Cette semaine, Leo est parvenu à bien avancer sur son second roman. L'inspiration est venue lors d'une nuit d'insomnie et il l'a attrapée fermement pour s'assurer qu'elle ne s'envolerait pas à nouveau. Il n'est pas encore arrivé au bout de son premier jet, mais ça ne saurait tarder. Sans cours et sans devoir à rendre, il a beaucoup de temps devant lui. Et l'écriture lui permet de s'évader et de ne pas avoir de mauvaises pensées.

Au cours d'une de leurs discussions nocturnes, Ethan pose sa main sur celle de Leo. Même dans le noir, son visage laisse transparaître de l'inquiétude, comme il le fait à chaque fois qu'il a quelque chose d'important à dire.

— Qu'est-ce qui te tracasse ? demande Leo.

— Je voudrais te promettre quelque chose, répond Ethan.

— Je t'écoute ?

— Dans quelques mois, on sera enfin diplômés. Et à la seconde où ce sera fait, je te promets qu'on partira loin d'ici, qu'on pourra repartir à zéro.

— On ?

— Oui. À moins... à moins que je sois un peu trop présomptueux.

— Non, tu ne l'es pas.

Ethan arbore un sourire en coin, comme il le fait toujours dès qu'il est soulagé. Leo sourit en retour, car il n'aurait pas pu imaginer un avenir sans Ethan. Dans moins d'un an, une nouvelle vie commencera avec lui, et Leo ne pourrait pas être plus heureux.

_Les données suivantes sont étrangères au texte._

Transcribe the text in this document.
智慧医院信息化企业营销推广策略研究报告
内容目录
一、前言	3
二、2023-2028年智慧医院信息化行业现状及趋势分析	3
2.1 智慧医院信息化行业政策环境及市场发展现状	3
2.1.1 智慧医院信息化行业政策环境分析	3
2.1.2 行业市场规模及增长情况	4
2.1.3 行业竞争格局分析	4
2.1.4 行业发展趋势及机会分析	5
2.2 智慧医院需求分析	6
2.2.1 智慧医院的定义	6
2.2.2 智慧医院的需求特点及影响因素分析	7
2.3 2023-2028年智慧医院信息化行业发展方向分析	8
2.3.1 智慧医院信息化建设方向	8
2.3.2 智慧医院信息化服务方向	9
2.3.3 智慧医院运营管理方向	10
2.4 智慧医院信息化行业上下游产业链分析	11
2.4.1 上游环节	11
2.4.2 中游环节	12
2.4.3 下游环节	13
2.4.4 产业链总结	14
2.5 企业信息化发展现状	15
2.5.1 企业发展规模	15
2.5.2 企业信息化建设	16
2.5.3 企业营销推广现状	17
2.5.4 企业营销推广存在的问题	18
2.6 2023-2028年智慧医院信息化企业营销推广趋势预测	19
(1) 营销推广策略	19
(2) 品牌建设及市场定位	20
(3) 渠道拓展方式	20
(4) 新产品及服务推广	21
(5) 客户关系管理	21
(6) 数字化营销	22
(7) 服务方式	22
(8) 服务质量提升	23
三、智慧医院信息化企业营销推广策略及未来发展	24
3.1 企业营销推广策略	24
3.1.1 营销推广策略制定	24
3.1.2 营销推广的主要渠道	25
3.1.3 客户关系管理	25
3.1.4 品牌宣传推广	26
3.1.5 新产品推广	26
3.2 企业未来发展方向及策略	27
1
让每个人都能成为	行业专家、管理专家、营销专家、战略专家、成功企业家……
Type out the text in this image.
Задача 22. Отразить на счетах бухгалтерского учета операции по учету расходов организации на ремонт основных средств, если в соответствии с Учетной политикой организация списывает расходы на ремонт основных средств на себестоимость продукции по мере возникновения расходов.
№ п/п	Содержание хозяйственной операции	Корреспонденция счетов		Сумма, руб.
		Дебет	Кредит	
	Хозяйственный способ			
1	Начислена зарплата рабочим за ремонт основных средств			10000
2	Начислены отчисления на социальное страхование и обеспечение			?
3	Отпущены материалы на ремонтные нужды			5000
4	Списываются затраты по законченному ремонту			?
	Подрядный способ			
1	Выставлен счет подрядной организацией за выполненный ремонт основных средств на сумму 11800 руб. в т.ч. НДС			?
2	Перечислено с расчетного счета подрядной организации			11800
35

C'est en plein milieu d'un après-midi ordinaire que l'appel arrive. Leo est assis sur son lit, dos au mur, en train de travailler sur un nouveau chapitre, tandis qu'Ethan peaufine une partition sur leur bureau, un casque sur les oreilles. Le téléphone de Leo se met à vibrer au pied de son lit. Il l'attrape et voit un numéro inconnu s'afficher sur l'écran. Habituellement, il envoie ce genre d'appels sur messagerie, mais quelque chose en lui l'incite à décrocher cette fois-ci.

— Allô ? dit-il sans savoir à quoi s'attendre.

— Bonjour, répond une voix de femme qu'il ne reconnaît pas. C'est bien M. Leo Marks à l'appareil ?

— Oui, c'est bien moi. Et vous êtes... ?

— Marissa Davis. Je travaille pour la maison d'édition Creative Minds. Vous nous avez envoyé un manuscrit il y a quelques mois.

Quoi ? A-t-il entendu correctement ?

— Eh bien, reprend Marissa, j'ai le plaisir de vous annoncer que votre œuvre a retenu notre attention. Nous souhaitons publier votre roman.

Leo fait un mouvement tellement brusque qu'Ethan retire son casque pour demander ce qui se passe. Il lui fait signe d'attendre une seconde.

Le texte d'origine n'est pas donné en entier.